In an effort to improve their own game, many international players began seeking opportunities overseas, which has resulted in numerous players now in the NCAA, in Canadian universities and the Canadian Women's Hockey League.
Finland's Noora Raty, who plays for the University of Minnesota, played a key role in the Gophers' perfect 41-0 season. The goaltender had 38 victories with a .956 save percentage and a 0.96 goals-against average.
"I think it's great to have some international players join us," Amanda Kessel, a teammate of Raty's in Minnesota and a member of Team USA, said. "[Noora] is an amazing player, and she'll really help her team."
Kessel admits Rogge's comments definitely make her nervous as she grew up dreaming about playing at the Olympics and can't imagine taking that opportunity away from today's young girls.
"I can't even imagine growing up and not being able to dream about the Olympics," Kessel said. "I think we need to do whatever we can to help other countries and develop our game."
Katey Stone, coach of the U.S, said she believes patience is key and that the IOC needs to give the game room to grow.
"We need to put the resources in that are needed," Stone said. "The product that you see on the ice now is better every year on every team. Every team has a great goaltender now, and that's an equalizer.
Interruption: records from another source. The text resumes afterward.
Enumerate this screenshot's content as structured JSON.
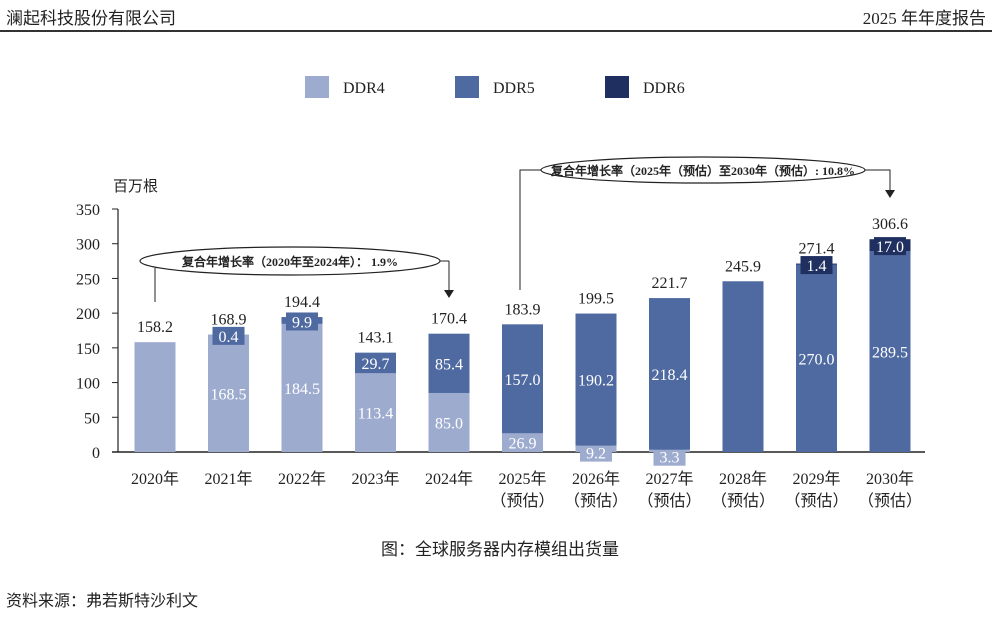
{
  "header": {
    "company": "澜起科技股份有限公司",
    "report": "2025 年年度报告"
  },
  "caption": "图：全球服务器内存模组出货量",
  "source": "资料来源：弗若斯特沙利文",
  "chart_data": {
    "type": "bar",
    "stacked": true,
    "ylabel": "百万根",
    "ylim": [
      0,
      350
    ],
    "yticks": [
      0,
      50,
      100,
      150,
      200,
      250,
      300,
      350
    ],
    "grid": false,
    "legend_position": "top",
    "categories": [
      "2020年",
      "2021年",
      "2022年",
      "2023年",
      "2024年",
      "2025年\n（预估）",
      "2026年\n（预估）",
      "2027年\n（预估）",
      "2028年\n（预估）",
      "2029年\n（预估）",
      "2030年\n（预估）"
    ],
    "series": [
      {
        "name": "DDR4",
        "color": "#9dabcf",
        "values": [
          158.2,
          168.5,
          184.5,
          113.4,
          85.0,
          26.9,
          9.2,
          3.3,
          0,
          0,
          0
        ],
        "show_labels": [
          false,
          true,
          true,
          true,
          true,
          true,
          true,
          true,
          false,
          false,
          false
        ]
      },
      {
        "name": "DDR5",
        "color": "#4f6aa0",
        "values": [
          0,
          0.4,
          9.9,
          29.7,
          85.4,
          157.0,
          190.2,
          218.4,
          245.9,
          270.0,
          289.5
        ],
        "show_labels": [
          false,
          true,
          true,
          true,
          true,
          true,
          true,
          true,
          false,
          true,
          true
        ]
      },
      {
        "name": "DDR6",
        "color": "#1f2f60",
        "values": [
          0,
          0,
          0,
          0,
          0,
          0,
          0,
          0,
          0,
          1.4,
          17.0
        ],
        "show_labels": [
          false,
          false,
          false,
          false,
          false,
          false,
          false,
          false,
          false,
          true,
          true
        ]
      }
    ],
    "totals": [
      158.2,
      168.9,
      194.4,
      143.1,
      170.4,
      183.9,
      199.5,
      221.7,
      245.9,
      271.4,
      306.6
    ],
    "annotations": [
      {
        "text": "复合年增长率（2020年至2024年）： 1.9%",
        "from": "2020年",
        "to": "2024年"
      },
      {
        "text": "复合年增长率（2025年（预估）至2030年（预估）: 10.8%",
        "from": "2025年",
        "to": "2030年"
      }
    ]
  }
}
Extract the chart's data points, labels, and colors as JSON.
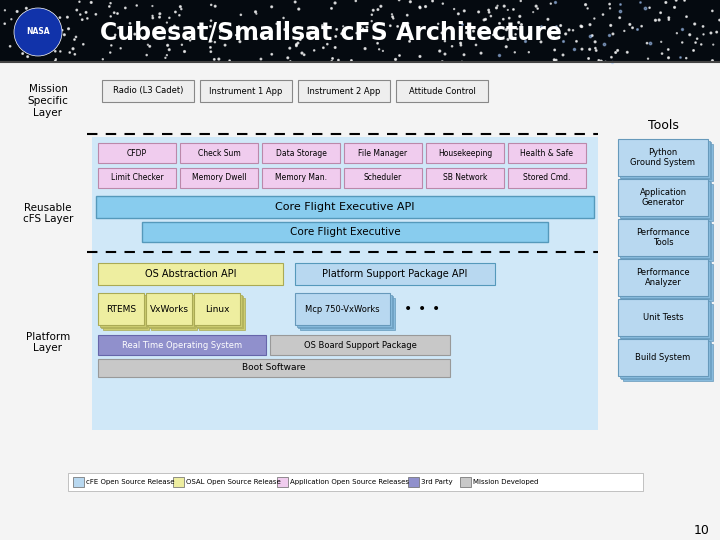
{
  "title": "Cubesat/Smallsat cFS Architecture",
  "bg_color": "#f0f0f0",
  "header_bg": "#050a10",
  "header_text_color": "#ffffff",
  "page_number": "10",
  "mission_specific_label": "Mission\nSpecific\nLayer",
  "reusable_label": "Reusable\ncFS Layer",
  "platform_label": "Platform\nLayer",
  "mission_boxes": [
    "Radio (L3 Cadet)",
    "Instrument 1 App",
    "Instrument 2 App",
    "Attitude Control"
  ],
  "mission_box_color": "#eeeeee",
  "mission_box_edge": "#888888",
  "tools_title": "Tools",
  "tools_boxes": [
    "Python\nGround System",
    "Application\nGenerator",
    "Performance\nTools",
    "Performance\nAnalyzer",
    "Unit Tests",
    "Build System"
  ],
  "tools_box_color": "#b8d8f0",
  "tools_box_edge": "#6699bb",
  "tools_3d_color": "#88bbdd",
  "reusable_row1": [
    "CFDP",
    "Check Sum",
    "Data Storage",
    "File Manager",
    "Housekeeping",
    "Health & Safe"
  ],
  "reusable_row2": [
    "Limit Checker",
    "Memory Dwell",
    "Memory Man.",
    "Scheduler",
    "SB Network",
    "Stored Cmd."
  ],
  "reusable_row_color": "#f0ccee",
  "reusable_row_edge": "#bb88aa",
  "cfe_api_label": "Core Flight Executive API",
  "cfe_api_color": "#88ccee",
  "cfe_label": "Core Flight Executive",
  "cfe_color": "#88ccee",
  "reusable_bg_color": "#d0e8f8",
  "os_api_label": "OS Abstraction API",
  "psp_api_label": "Platform Support Package API",
  "os_api_color": "#eeeea0",
  "psp_api_color": "#b8d8f0",
  "os_boxes": [
    "RTEMS",
    "VxWorks",
    "Linux"
  ],
  "os_box_color": "#eeeea0",
  "os_box_3d_color": "#cccc70",
  "os_box_edge": "#aaaa55",
  "psp_box_label": "Mcp 750-VxWorks",
  "psp_box_color": "#b8d8f0",
  "psp_box_3d_color": "#88bbdd",
  "psp_box_edge": "#6699bb",
  "platform_bg_color": "#d0e8f8",
  "rtos_label": "Real Time Operating System",
  "rtos_color": "#9090cc",
  "rtos_edge": "#6666aa",
  "bsp_label": "OS Board Support Package",
  "bsp_color": "#c8c8c8",
  "bsp_edge": "#999999",
  "boot_label": "Boot Software",
  "boot_color": "#c8c8c8",
  "boot_edge": "#999999",
  "legend_items": [
    {
      "label": "cFE Open Source Release",
      "color": "#b8d8f0"
    },
    {
      "label": "OSAL Open Source Release",
      "color": "#eeeea0"
    },
    {
      "label": "Application Open Source Releases",
      "color": "#f0ccee"
    },
    {
      "label": "3rd Party",
      "color": "#9090cc"
    },
    {
      "label": "Mission Developed",
      "color": "#c8c8c8"
    }
  ]
}
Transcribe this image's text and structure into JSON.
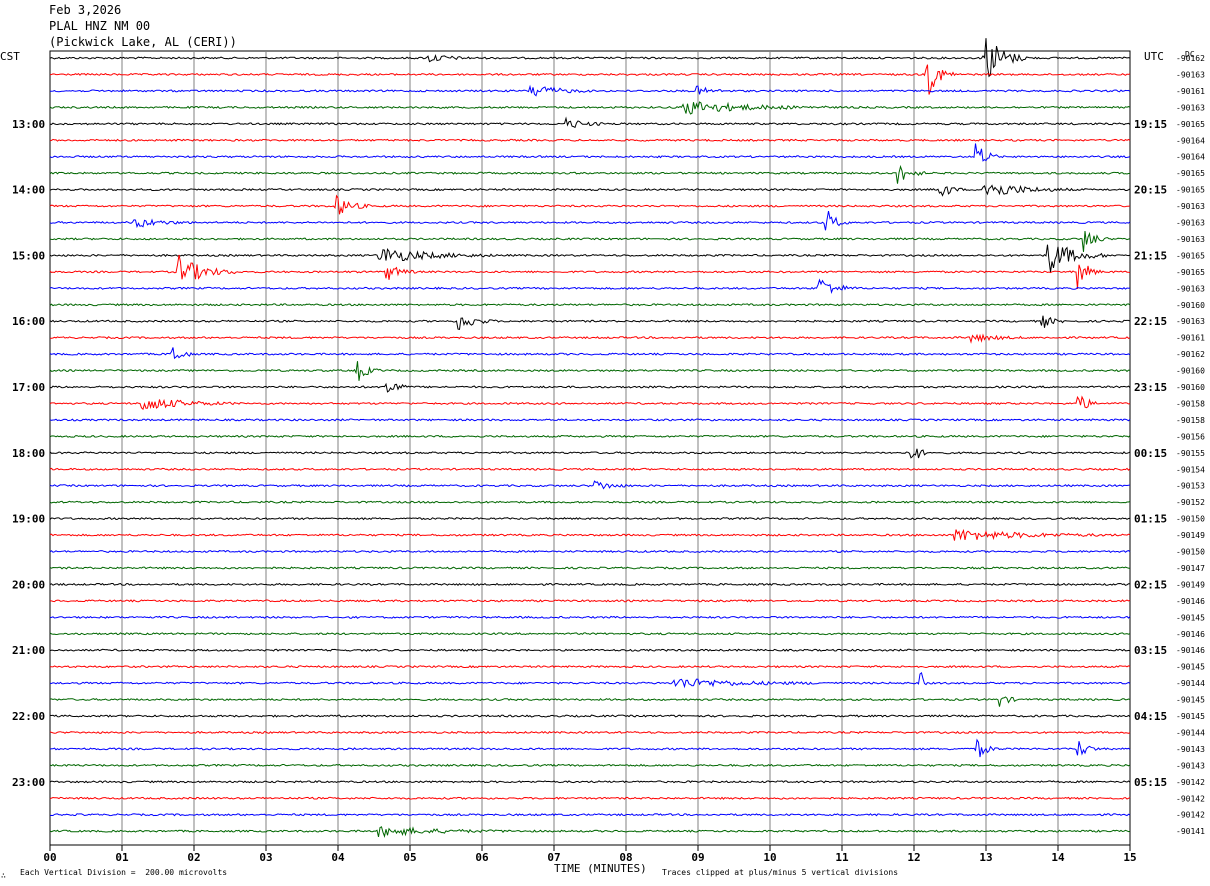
{
  "header": {
    "date": "Feb 3,2026",
    "station": "PLAL HNZ NM 00",
    "location": "(Pickwick Lake, AL (CERI))"
  },
  "left_axis_label": "CST",
  "right_axis_label": "UTC",
  "dc_label": "DC",
  "footer": {
    "scale_note": "Each Vertical Division =  200.00 microvolts",
    "clip_note": "Traces clipped at plus/minus 5 vertical divisions",
    "usgs_mark": "∴"
  },
  "colors": {
    "trace_cycle": [
      "#000000",
      "#ff0000",
      "#0000ff",
      "#006600"
    ],
    "grid": "#808080"
  },
  "chart_data": {
    "type": "line",
    "title": "PLAL HNZ NM 00 (Pickwick Lake, AL (CERI)) Feb 3,2026",
    "xlabel": "TIME (MINUTES)",
    "xlim": [
      0,
      15
    ],
    "x_ticks": [
      "00",
      "01",
      "02",
      "03",
      "04",
      "05",
      "06",
      "07",
      "08",
      "09",
      "10",
      "11",
      "12",
      "13",
      "14",
      "15"
    ],
    "traces_per_hour": 4,
    "trace_count": 48,
    "left_ticks": [
      {
        "trace": 4,
        "label": "13:00"
      },
      {
        "trace": 8,
        "label": "14:00"
      },
      {
        "trace": 12,
        "label": "15:00"
      },
      {
        "trace": 16,
        "label": "16:00"
      },
      {
        "trace": 20,
        "label": "17:00"
      },
      {
        "trace": 24,
        "label": "18:00"
      },
      {
        "trace": 28,
        "label": "19:00"
      },
      {
        "trace": 32,
        "label": "20:00"
      },
      {
        "trace": 36,
        "label": "21:00"
      },
      {
        "trace": 40,
        "label": "22:00"
      },
      {
        "trace": 44,
        "label": "23:00"
      }
    ],
    "right_ticks": [
      {
        "trace": 4,
        "label": "19:15"
      },
      {
        "trace": 8,
        "label": "20:15"
      },
      {
        "trace": 12,
        "label": "21:15"
      },
      {
        "trace": 16,
        "label": "22:15"
      },
      {
        "trace": 20,
        "label": "23:15"
      },
      {
        "trace": 24,
        "label": "00:15"
      },
      {
        "trace": 28,
        "label": "01:15"
      },
      {
        "trace": 32,
        "label": "02:15"
      },
      {
        "trace": 36,
        "label": "03:15"
      },
      {
        "trace": 40,
        "label": "04:15"
      },
      {
        "trace": 44,
        "label": "05:15"
      }
    ],
    "dc_offsets": [
      "-90162",
      "-90163",
      "-90161",
      "-90163",
      "-90165",
      "-90164",
      "-90164",
      "-90165",
      "-90165",
      "-90163",
      "-90163",
      "-90163",
      "-90165",
      "-90165",
      "-90163",
      "-90160",
      "-90163",
      "-90161",
      "-90162",
      "-90160",
      "-90160",
      "-90158",
      "-90158",
      "-90156",
      "-90155",
      "-90154",
      "-90153",
      "-90152",
      "-90150",
      "-90149",
      "-90150",
      "-90147",
      "-90149",
      "-90146",
      "-90145",
      "-90146",
      "-90146",
      "-90145",
      "-90144",
      "-90145",
      "-90145",
      "-90144",
      "-90143",
      "-90143",
      "-90142",
      "-90142",
      "-90142",
      "-90141"
    ],
    "events": [
      {
        "trace": 0,
        "minute": 13.0,
        "dur": 0.6,
        "amp": 3.2
      },
      {
        "trace": 0,
        "minute": 5.3,
        "dur": 0.6,
        "amp": 0.5
      },
      {
        "trace": 1,
        "minute": 12.2,
        "dur": 0.4,
        "amp": 2.5
      },
      {
        "trace": 2,
        "minute": 6.7,
        "dur": 0.8,
        "amp": 0.9
      },
      {
        "trace": 2,
        "minute": 9.0,
        "dur": 0.5,
        "amp": 0.5
      },
      {
        "trace": 3,
        "minute": 8.8,
        "dur": 2.0,
        "amp": 0.9
      },
      {
        "trace": 4,
        "minute": 7.2,
        "dur": 0.6,
        "amp": 0.6
      },
      {
        "trace": 6,
        "minute": 12.9,
        "dur": 0.3,
        "amp": 1.6
      },
      {
        "trace": 7,
        "minute": 11.8,
        "dur": 0.4,
        "amp": 1.2
      },
      {
        "trace": 8,
        "minute": 13.0,
        "dur": 1.2,
        "amp": 1.1
      },
      {
        "trace": 8,
        "minute": 12.4,
        "dur": 0.3,
        "amp": 1.0
      },
      {
        "trace": 9,
        "minute": 4.0,
        "dur": 0.5,
        "amp": 1.2
      },
      {
        "trace": 10,
        "minute": 10.8,
        "dur": 0.3,
        "amp": 1.6
      },
      {
        "trace": 10,
        "minute": 1.2,
        "dur": 0.8,
        "amp": 0.6
      },
      {
        "trace": 11,
        "minute": 14.4,
        "dur": 0.3,
        "amp": 1.5
      },
      {
        "trace": 12,
        "minute": 13.9,
        "dur": 0.8,
        "amp": 2.0
      },
      {
        "trace": 12,
        "minute": 4.6,
        "dur": 1.6,
        "amp": 1.0
      },
      {
        "trace": 13,
        "minute": 1.8,
        "dur": 0.8,
        "amp": 2.0
      },
      {
        "trace": 13,
        "minute": 4.7,
        "dur": 0.4,
        "amp": 1.0
      },
      {
        "trace": 13,
        "minute": 14.3,
        "dur": 0.3,
        "amp": 2.0
      },
      {
        "trace": 14,
        "minute": 10.7,
        "dur": 0.5,
        "amp": 1.4
      },
      {
        "trace": 16,
        "minute": 5.7,
        "dur": 0.5,
        "amp": 1.1
      },
      {
        "trace": 16,
        "minute": 13.8,
        "dur": 0.3,
        "amp": 0.8
      },
      {
        "trace": 17,
        "minute": 12.8,
        "dur": 0.8,
        "amp": 0.5
      },
      {
        "trace": 18,
        "minute": 1.7,
        "dur": 0.3,
        "amp": 1.4
      },
      {
        "trace": 19,
        "minute": 4.3,
        "dur": 0.3,
        "amp": 1.2
      },
      {
        "trace": 20,
        "minute": 4.7,
        "dur": 0.3,
        "amp": 1.4
      },
      {
        "trace": 21,
        "minute": 1.3,
        "dur": 1.3,
        "amp": 0.9
      },
      {
        "trace": 21,
        "minute": 14.3,
        "dur": 0.3,
        "amp": 1.2
      },
      {
        "trace": 24,
        "minute": 12.0,
        "dur": 0.2,
        "amp": 1.5
      },
      {
        "trace": 26,
        "minute": 7.6,
        "dur": 0.5,
        "amp": 0.6
      },
      {
        "trace": 29,
        "minute": 12.6,
        "dur": 2.2,
        "amp": 0.7
      },
      {
        "trace": 38,
        "minute": 8.7,
        "dur": 2.2,
        "amp": 0.6
      },
      {
        "trace": 38,
        "minute": 12.1,
        "dur": 0.1,
        "amp": 1.4
      },
      {
        "trace": 39,
        "minute": 13.2,
        "dur": 0.3,
        "amp": 0.8
      },
      {
        "trace": 42,
        "minute": 12.9,
        "dur": 0.3,
        "amp": 1.1
      },
      {
        "trace": 42,
        "minute": 14.3,
        "dur": 0.3,
        "amp": 1.1
      },
      {
        "trace": 47,
        "minute": 4.6,
        "dur": 1.8,
        "amp": 0.6
      }
    ]
  }
}
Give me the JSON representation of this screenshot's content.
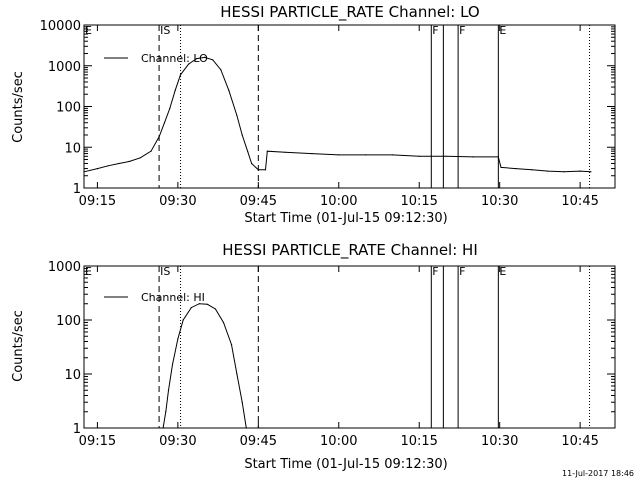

It's just a matter of growing your pool of talent within your own country and then being able to present that to the world."
The other issue at hand is that neither Canada nor the U.S. is content to wait for the rest of the world to catch up.
"We're continuing to get better, so you're not seeing the gap close," Canada's Jayna Hefford said. "Those countries are getting better. Their young players are getting more skilled; they're quicker, but we're not sitting around waiting for them to catch us."
One can only hope the rest of the world manages to at least make it close.
Lisa Wallace covers hockey for The Canadian Press.